July 12, 2012 Topic: Domestic PoliticsMilitary Strategy Blog Brand: The Buzz

The Ricks Plan Needs Another Draft

Thomas Ricks recently took to the New York Times to propose a controversial idea for solving the nation’s defense-spending conundrum: draft our kids. 

Ricks suggests creating a “better and more equitable” draft than the despised Vietnam-era conscription system by presenting three options to high-school graduates: perform eighteen months of military service without deployment; perform two years of civilian national service; or opt out. Those choosing military service would be doing “paperwork, painting barracks, mowing lawns, driving generals around, and generally doing lower-skills tasks.” Those choosing civilian service would be “teaching in low-income areas, cleaning parks, rebuilding crumbling infrastructure, or aiding the elderly.” After serving, they would be entitled to generous benefits such as free college tuition.

Already, there are flaws in Ricks’s plan. How much would the military benefit from having a flood of eighteen-year-olds working for only eighteen months? Are there really so many jobs that require so little training and can handle such high turnover? Can a country beleaguered by debates about the spending on veterans’ benefits afford such generous tuition assistance for so many? On the civilian side, his equating teaching in low-income areas to cleaning parks raises a host of problems.

But the kicker comes for those who opt out completely: “Those who declined to help Uncle Sam,” Ricks says, “would in return pledge to ask nothing from him—no Medicare, no subsidized college loans and no mortgage guarantees.” He admits such a hard line could be “a political non-starter” but doesn’t acknowledge the degree to which withholding entitlements often considered a cornerstone of American citizenship would enrage the public. For better or for worse, Americans are wont to treat these benefits as inalienable rights.
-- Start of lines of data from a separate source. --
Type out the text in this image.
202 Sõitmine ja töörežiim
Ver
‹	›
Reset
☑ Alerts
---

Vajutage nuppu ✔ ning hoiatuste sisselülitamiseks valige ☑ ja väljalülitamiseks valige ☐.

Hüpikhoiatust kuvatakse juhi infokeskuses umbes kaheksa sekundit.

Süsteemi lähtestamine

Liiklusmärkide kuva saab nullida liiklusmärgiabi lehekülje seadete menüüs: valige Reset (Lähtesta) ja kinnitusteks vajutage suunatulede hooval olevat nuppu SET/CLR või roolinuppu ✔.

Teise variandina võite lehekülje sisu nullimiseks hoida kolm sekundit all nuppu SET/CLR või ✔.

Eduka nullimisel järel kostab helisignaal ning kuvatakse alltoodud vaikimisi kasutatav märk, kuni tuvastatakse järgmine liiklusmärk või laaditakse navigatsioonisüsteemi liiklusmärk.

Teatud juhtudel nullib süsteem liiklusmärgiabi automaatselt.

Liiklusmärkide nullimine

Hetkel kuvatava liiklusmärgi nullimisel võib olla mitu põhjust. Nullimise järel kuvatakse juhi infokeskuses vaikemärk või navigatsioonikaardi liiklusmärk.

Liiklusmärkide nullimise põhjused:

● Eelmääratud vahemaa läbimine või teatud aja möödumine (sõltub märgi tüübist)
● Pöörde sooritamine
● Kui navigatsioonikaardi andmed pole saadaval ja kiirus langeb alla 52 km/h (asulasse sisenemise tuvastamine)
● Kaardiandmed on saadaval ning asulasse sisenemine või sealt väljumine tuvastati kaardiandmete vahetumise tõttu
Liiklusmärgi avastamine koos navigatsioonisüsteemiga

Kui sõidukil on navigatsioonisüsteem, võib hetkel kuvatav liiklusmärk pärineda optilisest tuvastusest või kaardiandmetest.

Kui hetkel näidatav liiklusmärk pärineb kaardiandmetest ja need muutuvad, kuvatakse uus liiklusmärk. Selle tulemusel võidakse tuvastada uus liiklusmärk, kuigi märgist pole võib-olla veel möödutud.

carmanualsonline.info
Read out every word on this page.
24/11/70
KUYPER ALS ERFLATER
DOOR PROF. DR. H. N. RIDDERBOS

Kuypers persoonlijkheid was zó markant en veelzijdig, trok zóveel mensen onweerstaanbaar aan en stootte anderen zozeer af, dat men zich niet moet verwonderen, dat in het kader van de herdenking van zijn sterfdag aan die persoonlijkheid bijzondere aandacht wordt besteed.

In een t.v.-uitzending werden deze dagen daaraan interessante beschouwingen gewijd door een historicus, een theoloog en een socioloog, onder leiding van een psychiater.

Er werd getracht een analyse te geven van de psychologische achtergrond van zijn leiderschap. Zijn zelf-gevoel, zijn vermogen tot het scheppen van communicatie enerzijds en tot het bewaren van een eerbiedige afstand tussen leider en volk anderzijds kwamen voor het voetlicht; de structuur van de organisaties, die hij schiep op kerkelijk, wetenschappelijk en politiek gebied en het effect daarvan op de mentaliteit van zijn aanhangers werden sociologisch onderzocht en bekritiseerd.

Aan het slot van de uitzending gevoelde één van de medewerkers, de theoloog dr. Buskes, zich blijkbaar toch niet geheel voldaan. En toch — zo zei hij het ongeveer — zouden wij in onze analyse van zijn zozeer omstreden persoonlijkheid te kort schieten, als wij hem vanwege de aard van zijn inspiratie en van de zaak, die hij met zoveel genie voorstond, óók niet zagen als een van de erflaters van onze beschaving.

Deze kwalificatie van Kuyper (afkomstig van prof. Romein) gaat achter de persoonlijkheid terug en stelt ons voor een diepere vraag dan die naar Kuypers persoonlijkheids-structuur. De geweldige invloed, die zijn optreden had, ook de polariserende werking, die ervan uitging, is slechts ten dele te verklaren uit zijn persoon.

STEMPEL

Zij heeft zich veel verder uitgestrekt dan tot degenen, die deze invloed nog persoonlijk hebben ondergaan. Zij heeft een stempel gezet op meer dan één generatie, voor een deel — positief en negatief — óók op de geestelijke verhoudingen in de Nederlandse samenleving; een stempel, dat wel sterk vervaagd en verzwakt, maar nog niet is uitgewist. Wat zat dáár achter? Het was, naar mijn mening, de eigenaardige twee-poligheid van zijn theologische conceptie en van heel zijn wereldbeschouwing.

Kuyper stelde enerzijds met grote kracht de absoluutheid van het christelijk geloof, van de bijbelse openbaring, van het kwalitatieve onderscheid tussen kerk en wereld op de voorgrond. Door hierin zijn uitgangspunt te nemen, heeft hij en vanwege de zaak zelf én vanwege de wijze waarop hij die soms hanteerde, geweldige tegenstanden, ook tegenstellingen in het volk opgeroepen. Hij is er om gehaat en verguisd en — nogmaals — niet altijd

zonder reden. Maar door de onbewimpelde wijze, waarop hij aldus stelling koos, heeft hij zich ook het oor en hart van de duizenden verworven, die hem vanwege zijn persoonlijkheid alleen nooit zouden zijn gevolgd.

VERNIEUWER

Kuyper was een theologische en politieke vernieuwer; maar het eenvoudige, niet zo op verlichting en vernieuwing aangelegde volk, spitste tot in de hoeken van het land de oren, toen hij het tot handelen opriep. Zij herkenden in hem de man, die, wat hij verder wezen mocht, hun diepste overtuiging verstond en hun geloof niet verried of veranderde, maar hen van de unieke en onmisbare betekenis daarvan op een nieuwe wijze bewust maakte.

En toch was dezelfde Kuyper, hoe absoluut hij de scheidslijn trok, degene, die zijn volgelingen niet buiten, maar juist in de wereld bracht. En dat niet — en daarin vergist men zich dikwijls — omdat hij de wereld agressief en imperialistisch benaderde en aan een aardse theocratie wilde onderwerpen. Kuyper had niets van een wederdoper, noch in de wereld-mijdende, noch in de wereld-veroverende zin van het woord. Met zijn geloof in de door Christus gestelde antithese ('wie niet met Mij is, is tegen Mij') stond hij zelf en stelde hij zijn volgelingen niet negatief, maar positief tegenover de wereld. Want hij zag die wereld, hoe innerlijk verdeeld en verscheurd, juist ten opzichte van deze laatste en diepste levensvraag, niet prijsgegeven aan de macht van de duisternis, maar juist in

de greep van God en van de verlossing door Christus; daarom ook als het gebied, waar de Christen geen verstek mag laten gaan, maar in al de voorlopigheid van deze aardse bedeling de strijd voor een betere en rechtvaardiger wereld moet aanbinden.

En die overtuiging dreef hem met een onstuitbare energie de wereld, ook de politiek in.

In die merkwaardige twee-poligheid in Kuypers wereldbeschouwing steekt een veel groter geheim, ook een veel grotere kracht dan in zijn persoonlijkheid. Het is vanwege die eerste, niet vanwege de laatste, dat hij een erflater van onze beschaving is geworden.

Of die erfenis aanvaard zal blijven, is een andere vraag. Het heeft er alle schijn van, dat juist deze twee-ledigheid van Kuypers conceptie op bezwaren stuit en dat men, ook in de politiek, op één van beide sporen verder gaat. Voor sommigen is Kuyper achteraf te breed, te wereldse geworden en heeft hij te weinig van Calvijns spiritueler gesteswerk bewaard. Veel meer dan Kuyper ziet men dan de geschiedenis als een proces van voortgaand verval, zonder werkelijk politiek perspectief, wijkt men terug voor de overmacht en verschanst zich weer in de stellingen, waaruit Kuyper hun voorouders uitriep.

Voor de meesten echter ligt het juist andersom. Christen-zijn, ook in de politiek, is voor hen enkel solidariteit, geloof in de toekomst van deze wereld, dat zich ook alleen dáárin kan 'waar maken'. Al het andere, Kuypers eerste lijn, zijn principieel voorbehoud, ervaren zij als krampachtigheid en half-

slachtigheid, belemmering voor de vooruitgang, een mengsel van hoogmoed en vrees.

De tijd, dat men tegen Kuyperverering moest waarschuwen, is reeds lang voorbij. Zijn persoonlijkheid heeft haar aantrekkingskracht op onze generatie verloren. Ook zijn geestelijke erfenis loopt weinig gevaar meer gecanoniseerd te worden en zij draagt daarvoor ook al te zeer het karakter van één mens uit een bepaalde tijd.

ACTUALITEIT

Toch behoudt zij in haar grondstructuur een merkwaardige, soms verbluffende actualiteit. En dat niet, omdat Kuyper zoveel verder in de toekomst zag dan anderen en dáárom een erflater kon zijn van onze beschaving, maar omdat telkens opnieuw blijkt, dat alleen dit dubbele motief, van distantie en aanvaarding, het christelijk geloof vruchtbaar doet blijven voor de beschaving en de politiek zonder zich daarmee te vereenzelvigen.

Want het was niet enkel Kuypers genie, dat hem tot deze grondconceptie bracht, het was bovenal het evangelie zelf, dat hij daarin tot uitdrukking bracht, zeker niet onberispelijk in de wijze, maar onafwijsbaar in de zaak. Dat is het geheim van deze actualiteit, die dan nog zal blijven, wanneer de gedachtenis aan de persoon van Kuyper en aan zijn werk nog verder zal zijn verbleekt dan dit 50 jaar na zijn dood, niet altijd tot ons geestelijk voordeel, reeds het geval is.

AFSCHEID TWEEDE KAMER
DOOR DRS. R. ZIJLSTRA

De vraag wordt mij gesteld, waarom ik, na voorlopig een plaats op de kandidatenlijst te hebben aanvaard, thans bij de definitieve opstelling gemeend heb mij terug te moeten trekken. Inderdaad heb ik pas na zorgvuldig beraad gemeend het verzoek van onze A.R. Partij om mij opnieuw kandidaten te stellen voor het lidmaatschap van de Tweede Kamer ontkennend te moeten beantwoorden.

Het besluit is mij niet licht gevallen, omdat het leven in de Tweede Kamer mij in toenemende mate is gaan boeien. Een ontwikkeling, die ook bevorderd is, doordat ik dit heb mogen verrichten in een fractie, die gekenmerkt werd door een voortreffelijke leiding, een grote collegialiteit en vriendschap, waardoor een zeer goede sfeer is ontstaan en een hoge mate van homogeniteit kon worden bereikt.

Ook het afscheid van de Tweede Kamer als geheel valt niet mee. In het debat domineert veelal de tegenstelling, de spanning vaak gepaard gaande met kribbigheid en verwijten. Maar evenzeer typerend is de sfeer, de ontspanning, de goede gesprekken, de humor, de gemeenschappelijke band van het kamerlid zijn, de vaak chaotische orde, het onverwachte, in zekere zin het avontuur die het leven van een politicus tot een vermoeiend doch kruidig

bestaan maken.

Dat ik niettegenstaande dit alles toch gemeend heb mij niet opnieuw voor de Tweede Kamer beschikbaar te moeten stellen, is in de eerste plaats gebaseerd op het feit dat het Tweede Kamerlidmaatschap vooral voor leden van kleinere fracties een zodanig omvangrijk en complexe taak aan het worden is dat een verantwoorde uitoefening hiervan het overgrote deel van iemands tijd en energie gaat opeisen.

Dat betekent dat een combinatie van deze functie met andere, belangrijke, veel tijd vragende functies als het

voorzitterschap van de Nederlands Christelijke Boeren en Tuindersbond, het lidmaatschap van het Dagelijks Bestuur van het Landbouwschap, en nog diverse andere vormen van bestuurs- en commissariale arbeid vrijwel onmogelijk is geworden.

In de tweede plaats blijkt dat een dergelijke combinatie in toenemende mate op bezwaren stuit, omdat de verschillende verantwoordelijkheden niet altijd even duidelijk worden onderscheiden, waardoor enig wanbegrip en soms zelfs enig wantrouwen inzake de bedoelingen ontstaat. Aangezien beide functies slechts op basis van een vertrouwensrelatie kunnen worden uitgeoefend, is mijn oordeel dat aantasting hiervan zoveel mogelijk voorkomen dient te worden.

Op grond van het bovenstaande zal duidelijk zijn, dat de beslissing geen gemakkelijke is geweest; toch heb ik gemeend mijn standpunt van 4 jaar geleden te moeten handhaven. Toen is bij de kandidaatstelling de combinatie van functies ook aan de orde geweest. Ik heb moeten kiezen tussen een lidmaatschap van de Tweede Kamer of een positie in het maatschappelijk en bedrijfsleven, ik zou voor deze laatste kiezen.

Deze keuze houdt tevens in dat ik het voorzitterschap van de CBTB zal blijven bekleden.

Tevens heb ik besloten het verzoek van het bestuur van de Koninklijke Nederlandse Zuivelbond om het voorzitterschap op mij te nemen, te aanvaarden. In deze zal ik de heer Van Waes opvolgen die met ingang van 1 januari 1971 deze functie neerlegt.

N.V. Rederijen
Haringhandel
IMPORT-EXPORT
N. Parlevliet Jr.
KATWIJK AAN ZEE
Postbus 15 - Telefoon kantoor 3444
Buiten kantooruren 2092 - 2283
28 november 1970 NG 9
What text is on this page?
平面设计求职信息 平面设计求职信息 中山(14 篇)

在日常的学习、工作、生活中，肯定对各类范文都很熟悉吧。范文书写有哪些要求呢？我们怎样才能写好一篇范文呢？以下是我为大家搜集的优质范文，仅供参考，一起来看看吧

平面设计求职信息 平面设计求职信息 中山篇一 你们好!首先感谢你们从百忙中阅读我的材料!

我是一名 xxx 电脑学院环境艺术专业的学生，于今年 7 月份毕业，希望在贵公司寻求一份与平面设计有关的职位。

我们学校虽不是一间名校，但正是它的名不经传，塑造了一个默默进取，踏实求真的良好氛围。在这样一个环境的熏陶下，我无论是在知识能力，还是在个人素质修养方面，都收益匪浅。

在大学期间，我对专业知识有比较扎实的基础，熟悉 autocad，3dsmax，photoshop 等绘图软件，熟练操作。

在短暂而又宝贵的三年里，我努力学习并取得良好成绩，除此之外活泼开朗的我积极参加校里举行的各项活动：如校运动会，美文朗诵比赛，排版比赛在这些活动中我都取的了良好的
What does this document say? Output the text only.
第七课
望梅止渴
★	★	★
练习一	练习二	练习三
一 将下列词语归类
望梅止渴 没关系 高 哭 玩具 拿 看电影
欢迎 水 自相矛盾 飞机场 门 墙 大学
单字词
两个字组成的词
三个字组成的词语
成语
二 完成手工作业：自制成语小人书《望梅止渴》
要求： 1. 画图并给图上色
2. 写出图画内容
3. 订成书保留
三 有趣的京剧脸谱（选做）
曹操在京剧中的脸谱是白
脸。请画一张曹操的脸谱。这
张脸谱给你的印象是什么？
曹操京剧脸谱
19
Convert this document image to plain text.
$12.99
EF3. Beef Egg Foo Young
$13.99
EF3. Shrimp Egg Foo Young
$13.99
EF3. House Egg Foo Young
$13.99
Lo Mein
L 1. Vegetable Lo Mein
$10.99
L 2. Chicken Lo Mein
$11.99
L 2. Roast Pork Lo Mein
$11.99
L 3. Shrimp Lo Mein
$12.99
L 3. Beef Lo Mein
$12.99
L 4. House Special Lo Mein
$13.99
It would be political suicide to campaign on Ricks’s suggestions that the retirement age be raised or that unmarried conscripts receive lower wages than volunteer soldiers with families.

So Ricks’s plan is not only a political nonstarter, it’s also logistically and operationally problematic. He’s right that the United States must do something if it wants to maintain a large military and address its growing deficit, but this formulation is flawed at best.